Defense issue analysis, Topic modeling, LDA, BERT

1. Introduction

Defense Innovation 4.0 is the current government's defense reform plan. It was announced as part of the 110th National Agenda Tasks on May 3, 2022, by the 20th Presidential Transition Committee ^[1]. It aims to redesign the overall defense posture at a high level, akin to creating a new military branch, and to drive Defense Innovation 4.0 for the development of an AI-based science and technology powerhouse within the defense sector. Furthermore, a key focus is on addressing the shortage of military human resources and minimizing casualties. Since the announcement of national tasks, the Ministry of National Defense has embarked on the comprehensive pursuit of Defense Innovation 4.0, as evidenced in Table 1. From the establishment of the Defense Innovation 4.0 Task Force ^[2] to the unveiling of the basic plan ^[3], the ministry has invested substantial effort.
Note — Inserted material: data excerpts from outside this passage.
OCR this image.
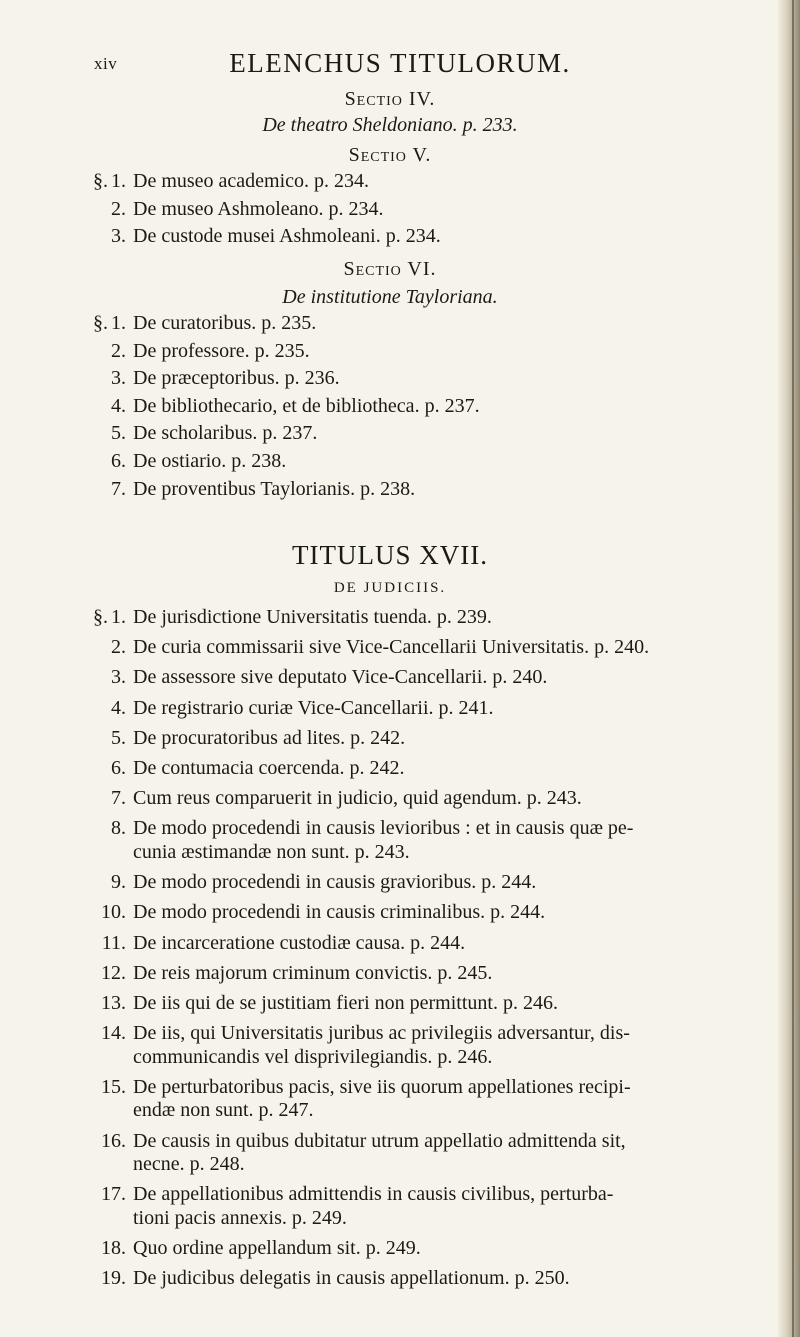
xiv	ELENCHUS TITULORUM.
Sectio IV.
De theatro Sheldoniano. p. 233.
Sectio V.
§. 1. De museo academico. p. 234.
2. De museo Ashmoleano. p. 234.
3. De custode musei Ashmoleani. p. 234.
Sectio VI.
De institutione Tayloriana.
§. 1. De curatoribus. p. 235.
2. De professore. p. 235.
3. De præceptoribus. p. 236.
4. De bibliothecario, et de bibliotheca. p. 237.
5. De scholaribus. p. 237.
6. De ostiario. p. 238.
7. De proventibus Taylorianis. p. 238.
TITULUS XVII.
DE JUDICIIS.
§. 1. De jurisdictione Universitatis tuenda. p. 239.
2. De curia commissarii sive Vice-Cancellarii Universitatis. p. 240.
3. De assessore sive deputato Vice-Cancellarii. p. 240.
4. De registrario curiæ Vice-Cancellarii. p. 241.
5. De procuratoribus ad lites. p. 242.
6. De contumacia coercenda. p. 242.
7. Cum reus comparuerit in judicio, quid agendum. p. 243.
8. De modo procedendi in causis levioribus : et in causis quæ pe-
cunia æstimandæ non sunt. p. 243.
9. De modo procedendi in causis gravioribus. p. 244.
10. De modo procedendi in causis criminalibus. p. 244.
11. De incarceratione custodiæ causa. p. 244.
12. De reis majorum criminum convictis. p. 245.
13. De iis qui de se justitiam fieri non permittunt. p. 246.
14. De iis, qui Universitatis juribus ac privilegiis adversantur, dis-
communicandis vel disprivilegiandis. p. 246.
15. De perturbatoribus pacis, sive iis quorum appellationes recipi-
endæ non sunt. p. 247.
16. De causis in quibus dubitatur utrum appellatio admittenda sit,
necne. p. 248.
17. De appellationibus admittendis in causis civilibus, perturba-
tioni pacis annexis. p. 249.
18. Quo ordine appellandum sit. p. 249.
19. De judicibus delegatis in causis appellationum. p. 250.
However, despite these endeavors, an analysis regarding the extent to which Defense Innovation 4.0 has become an issue in the general media or among citizens, and the impact it has exerted, has not yet been conducted.

In this paper, we aims to analyze the level of public interest and awareness regarding Defense Innovation 4.0, the current government's defense reform initiative. Additionally, it seeks an objective investigation into whether the private media addresses issues related to Defense Innovation 4.0 within the sphere of national defense. To achieve this, articles concerning defense matters from private media sources were collected using the Korea Press Foundation's BigKinds platform ^[4].

Table 1. Defense Innovation 4.0 progress

Progress Overview	Key Content	Remarks (Lead)
2022. 07. 01 Establishment of Defense Innovation 4.0 Task Force	Conception of the basic concept of "Defense Innovation 4.0"	Deputy Minister of Defense
2022. 07. 14 1st Meeting of Defense Innovation 4.0 Task Force	Issuance of the Ministry of Defense guidelines for "Defense Innovation 4.0"	Minister of Defense
2022. 08. 10 2nd Meeting of Defense Innovation 4.0 Task Force	Review of tasks in the basic plan of "Defense Innovation 4.0"	Minister of Defense
2022. 08. 12 1st Seminar on Defense Innovation 4.0	Gathering opinions of internal and external military experts on the direction of "Defense Innovation 4.0"	Deputy Minister of Defense
2022. 09. 27 2nd Seminar on Defense Innovation 4.0	Presenting major issues and alternatives for "Defense Innovation 4.0"	Minister of Defense
2022. 10. 26 3rd Seminar on Defense Innovation 4.0	Proposal of development strategies for defense R&D systems and augmentation processes, the foundation of "Defense Innovation 4.0"	Chairman of the National Defense Committee & Minister of Defense
2022. 11. 16 4th Seminar on Defense Innovation 4.0	Forming a consensus among key military officials regarding "Defense Innovation 4.0"	Minister of Defense
2023. 03. 03 Announcement of Defense Innovation 4.0 Basic Plan	Presidential endorsement of the "Defense Innovation 4.0 Basic Plan"	Ministry of Defense

For effective analysis, we employ the Latent Dirichlet Allocation (LDA) method to identify the top N significant topics from these articles. The LDA method filters out unnecessary noise and models word associations with specific topics. Through LDA topic modeling, we identify representative topics in three categories: 1) pre-Defense Innovation 4.0 articles, 2) post-Defense Innovation 4.0 articles, and 3) articles specifically related to Defense Innovation 4.0. To assess the impact of Defense Innovation 4.0, we compute sentence similarity among topics using the bidirectional encoder representations from transformers (BERT) model. This approach allows us to analyze the evolution of defense issues from the official announcement date of Defense Innovation 4.0.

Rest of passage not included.